Katholiken werden auch weiterhin nicht den britischen Thron besteigen oder einen Herrscher der Insel heiraten dürfen. Das geht aus einem am Wochenende bekanntgewordenen Brief von Premierminister Tony Blair an einen konservativen schottischen Parlamentsabgeordneten hervor. Darin schließt Blair eine Änderung der aus dem Jahr 1701 stammenden Regelung aus. Der sogenannte "act of Settlement" schreibt vor, dass alle Personen von der Thronfolge ausgeschlossen werden, die papsttreu sind oder einen papsttreuen Menschen heiraten. Der schottische Abgeordete Lord James Douglas-Hamilton hält das für unvereinbar mit der multi-ethnischen und mulit-religiösen Wirklichkeit Englands.

Italien

Die erste offizielle Ausstellung zum Heiligen Jahr ist eröffnet. Sie handelt von den mittelalterlichen Pilgerfahrten nach Rom. Unter dem Titel "Romei e Giubilei" - Rompilger und Jubeljahre, wird das Pilgerwesen zwischen etwa 350 und 1350 dargestellt. Die Ausstellung ist noch bis zum 26. Februar 2000 im römischen Palazzo Venezia zu sehen.

 

Afrika

Nigeria

Die Bischöfe des Landes haben am Montag dem 1. November erneut gegen die Einführung des islamischen Strafgesetztes Sharia im Bundesstaaat Zamafara protestiert.
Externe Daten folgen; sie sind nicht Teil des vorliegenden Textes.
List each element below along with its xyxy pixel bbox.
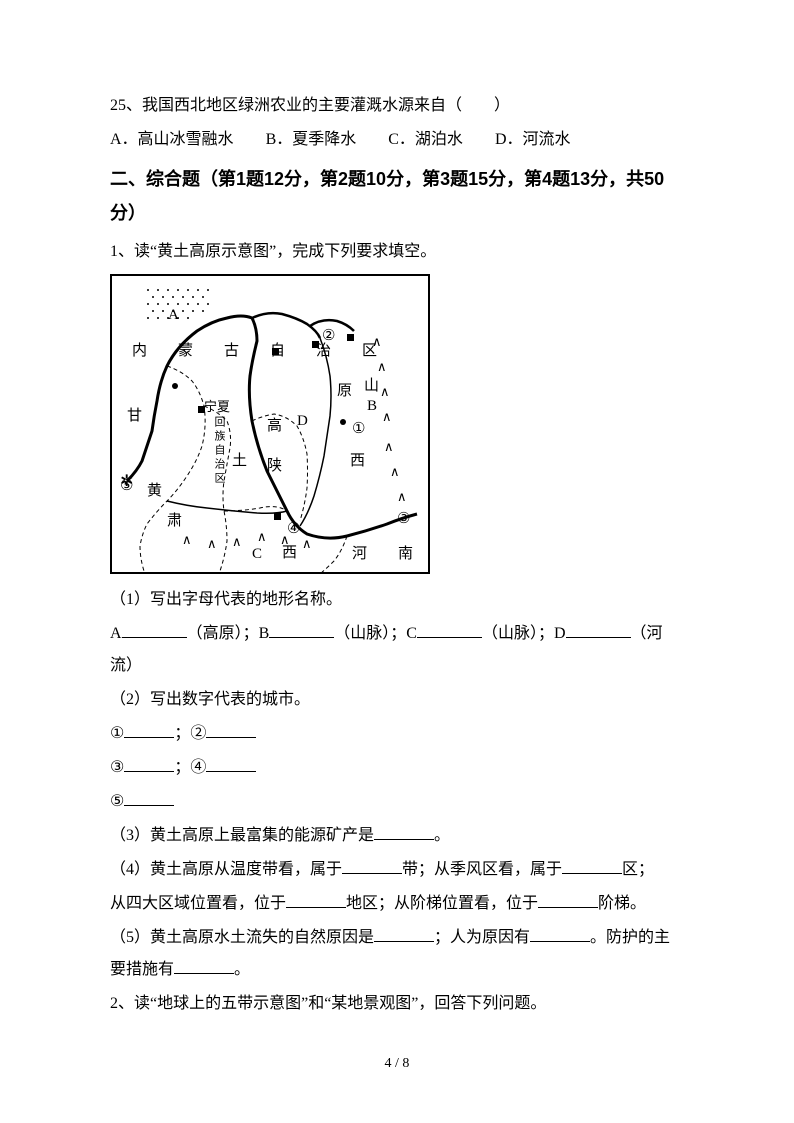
blank-step[interactable] <box>538 890 598 908</box>
map-label-huang: 黄 <box>147 476 162 506</box>
svg-text:∧: ∧ <box>380 384 390 399</box>
question-25-text: 25、我国西北地区绿洲农业的主要灌溉水源来自（ ） <box>110 90 684 122</box>
q1-sub1-blanks: A（高原）；B（山脉）；C（山脉）；D（河流） <box>110 618 684 682</box>
sub4-b: 带；从季风区看，属于 <box>402 861 562 878</box>
blank-human[interactable] <box>530 924 590 942</box>
blank-mineral[interactable] <box>374 822 434 840</box>
q1-sub5: （5）黄土高原水土流失的自然原因是；人为原因有。防护的主要措施有。 <box>110 922 684 986</box>
svg-text:∧: ∧ <box>207 536 217 551</box>
blank-region[interactable] <box>286 890 346 908</box>
blank-5[interactable] <box>124 788 174 806</box>
map-label-C: C <box>252 539 262 569</box>
question-25-options: A．高山冰雪融水 B．夏季降水 C．湖泊水 D．河流水 <box>110 124 684 156</box>
map-label-B: B <box>367 391 377 421</box>
svg-text:∧: ∧ <box>384 439 394 454</box>
num-4: ；④ <box>174 759 206 776</box>
blank-2[interactable] <box>206 720 256 738</box>
blank-temp[interactable] <box>342 856 402 874</box>
map-label-su: 肃 <box>167 506 182 536</box>
svg-text:∧: ∧ <box>397 489 407 504</box>
q1-sub2-line1: ① ；② <box>110 718 684 750</box>
section-2-header: 二、综合题（第1题12分，第2题10分，第3题15分，第4题13分，共50分） <box>110 162 684 230</box>
option-d: D．河流水 <box>495 124 571 156</box>
sub4-a: （4）黄土高原从温度带看，属于 <box>110 861 342 878</box>
q1-intro: 1、读“黄土高原示意图”，完成下列要求填空。 <box>110 236 684 268</box>
loess-plateau-map: ∧ ∧ ∧ ∧ ∧ ∧ ∧ ∧ ∧ ∧ ∧ ∧ ∧ ✲ 内 蒙 古 自 治 区 … <box>110 274 430 574</box>
sub3-text: （3）黄土高原上最富集的能源矿产是 <box>110 827 374 844</box>
map-label-A: A <box>168 300 179 330</box>
blank-d[interactable] <box>566 620 631 638</box>
q1-sub4-line2: 从四大区域位置看，位于 地区；从阶梯位置看，位于 阶梯。 <box>110 888 684 920</box>
map-label-henan: 河 南 <box>352 539 421 569</box>
sub5-a: （5）黄土高原水土流失的自然原因是 <box>110 929 374 946</box>
map-marker-1: ① <box>352 414 365 444</box>
map-marker-5: ⑤ <box>120 471 133 501</box>
blank-c[interactable] <box>417 620 482 638</box>
map-label-neimenggu: 内 蒙 古 自 治 区 <box>132 336 385 366</box>
q1-sub4-line1: （4）黄土高原从温度带看，属于 带；从季风区看，属于 区； <box>110 854 684 886</box>
q1-sub2-line2: ③ ；④ <box>110 752 684 784</box>
map-marker-3: ③ <box>397 504 410 534</box>
num-3: ③ <box>110 759 124 776</box>
q2-intro: 2、读“地球上的五带示意图”和“某地景观图”，回答下列问题。 <box>110 988 684 1020</box>
svg-text:∧: ∧ <box>390 464 400 479</box>
q1-sub3: （3）黄土高原上最富集的能源矿产是 。 <box>110 820 684 852</box>
map-marker-4: ④ <box>287 514 300 544</box>
blank-b[interactable] <box>269 620 334 638</box>
blank-monsoon[interactable] <box>562 856 622 874</box>
label-c: （山脉）；D <box>482 625 566 642</box>
sub4-f: 阶梯。 <box>598 895 646 912</box>
map-label-xi1: 西 <box>350 446 365 476</box>
option-b: B．夏季降水 <box>266 124 357 156</box>
blank-natural[interactable] <box>374 924 434 942</box>
blank-measure[interactable] <box>174 956 234 974</box>
svg-text:∧: ∧ <box>302 536 312 551</box>
num-1: ① <box>110 725 124 742</box>
sub3-end: 。 <box>434 827 450 844</box>
blank-1[interactable] <box>124 720 174 738</box>
sub4-d: 从四大区域位置看，位于 <box>110 895 286 912</box>
blank-a[interactable] <box>122 620 187 638</box>
blank-3[interactable] <box>124 754 174 772</box>
option-a: A．高山冰雪融水 <box>110 124 234 156</box>
label-b: （山脉）；C <box>334 625 417 642</box>
map-label-tu: 土 <box>232 446 247 476</box>
label-a: （高原）；B <box>187 625 270 642</box>
num-2: ；② <box>174 725 206 742</box>
blank-4[interactable] <box>206 754 256 772</box>
map-label-ningxia2: 回族自治区 <box>208 416 230 486</box>
q1-sub2: （2）写出数字代表的城市。 <box>110 684 684 716</box>
svg-text:∧: ∧ <box>232 534 242 549</box>
option-c: C．湖泊水 <box>388 124 463 156</box>
sub5-b: ；人为原因有 <box>434 929 530 946</box>
svg-text:∧: ∧ <box>182 532 192 547</box>
svg-text:∧: ∧ <box>382 409 392 424</box>
sub4-c: 区； <box>622 861 654 878</box>
map-label-yuan: 原 <box>337 376 352 406</box>
map-marker-2: ② <box>322 321 335 351</box>
page-number: 4 / 8 <box>0 1050 794 1078</box>
q1-sub1: （1）写出字母代表的地形名称。 <box>110 584 684 616</box>
map-label-shaan: 陕 <box>267 451 282 481</box>
sub5-d: 。 <box>234 961 250 978</box>
num-5: ⑤ <box>110 793 124 810</box>
label-a-prefix: A <box>110 625 122 642</box>
q1-sub2-line3: ⑤ <box>110 786 684 818</box>
map-label-gao: 高 <box>267 411 282 441</box>
map-label-D: D <box>297 406 308 436</box>
sub4-e: 地区；从阶梯位置看，位于 <box>346 895 538 912</box>
map-label-gan: 甘 <box>127 401 142 431</box>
Sie verlangen ein Treffen mit dem Präsidenten Die politischen Führer der Region haben inzwischen zugesichert, dass das Gesetz nur gegenüber Moslems angewendet werden wird. Bei Fällen, in denen Christen und Moslems vor Gericht stehen, sollen die Christen entscheiden dürfen, vor welchem Gericht die Verhandlung geführt wird. Die Scharia ist in Zamafara am 27. Oktober eingeführt worden.

Kenia

Der 67 jährige katholische Priester John Kaiser aus dem US-Bundesstaat Minnesota gilt seit über einer Woche in Kenia als vermisst. Der Angehörige der Mill Hill Kongregation hatte sich sehr in Angelegenheiten der Gemeinden engagiert. Dies führte soweit, dass er dieses Jahr auch als Zeuge vor einer Regierungskommision aussagte. Dabei beschuldigte er zwei Kabinetminister, Stammesauseinandersetzungen in den Jahren zwischen 1991 und 1997 im Rift-Tal angeheitzt und sich später der verlassenen Grundstücke bemächtigt zu haben. Niemand hat ihn nach Angaben einer lokalen Zeitung vom 31. Oktober gesehen. Die Behörden hatten ihm mit einem gerichtlichen Verfahren gedroht, da seine Arbeitserlaubnis erloschen war.

Benin

Eine lokale Menschenrechtsvereinigung hat gegen die Hinrichtungen ohne ordentliches Gerichtsverfahren protestiert. Seit Anfang des Jahres habe es über 100 Exekutionen von angeblichen Dieben und anderen Straftätern gegeben, so berichtet der vatikanische Informationsdienst Fides unter Berufung auf die Organisation. Ausführende sind Angehörige einer selbsternannten Verteidigungsmiliz, denen die Polizei nicht Herr wird. Die Bürgerwehr kennt als einziges Mittel gegen das Banditentum den Tod der Täter.

Angola

Die katholische Bischofskonferenz hat am Wochenende die Gründung einer Bewegung für den Frieden beschlossen. Diese soll an Universitäten und im Dialog mit den anderen Konfessionen zu Versöhnung und Frieden in dem bürgerkriegsgerüttelten Land beitragen.

 

Asien

Indien

Die indische Regierung will eventuellen Unruhen beim Papstbesuch am kommenden Wochenende vorbeugen - sie hat deshalb in den vergangenen Tagen auch Mitglieder der radikalen Hindupartei Shiv Sena von der Polizei überprüfen lassen. Anhänger der Hindu-Fundamentalisten hatten gegen die Papstvisite demonstriert. Sie wollen, dass Papst Johannes Paul der II. sich öffentlich für die einstige katholische Inquisition in Indien entschuldigt. Der Papst wird am Freitag für einen knapp viertägigen Besuch in Indien erwartet. Dabei will er auch die Ergebnisse der Asiensynode bekannt geben.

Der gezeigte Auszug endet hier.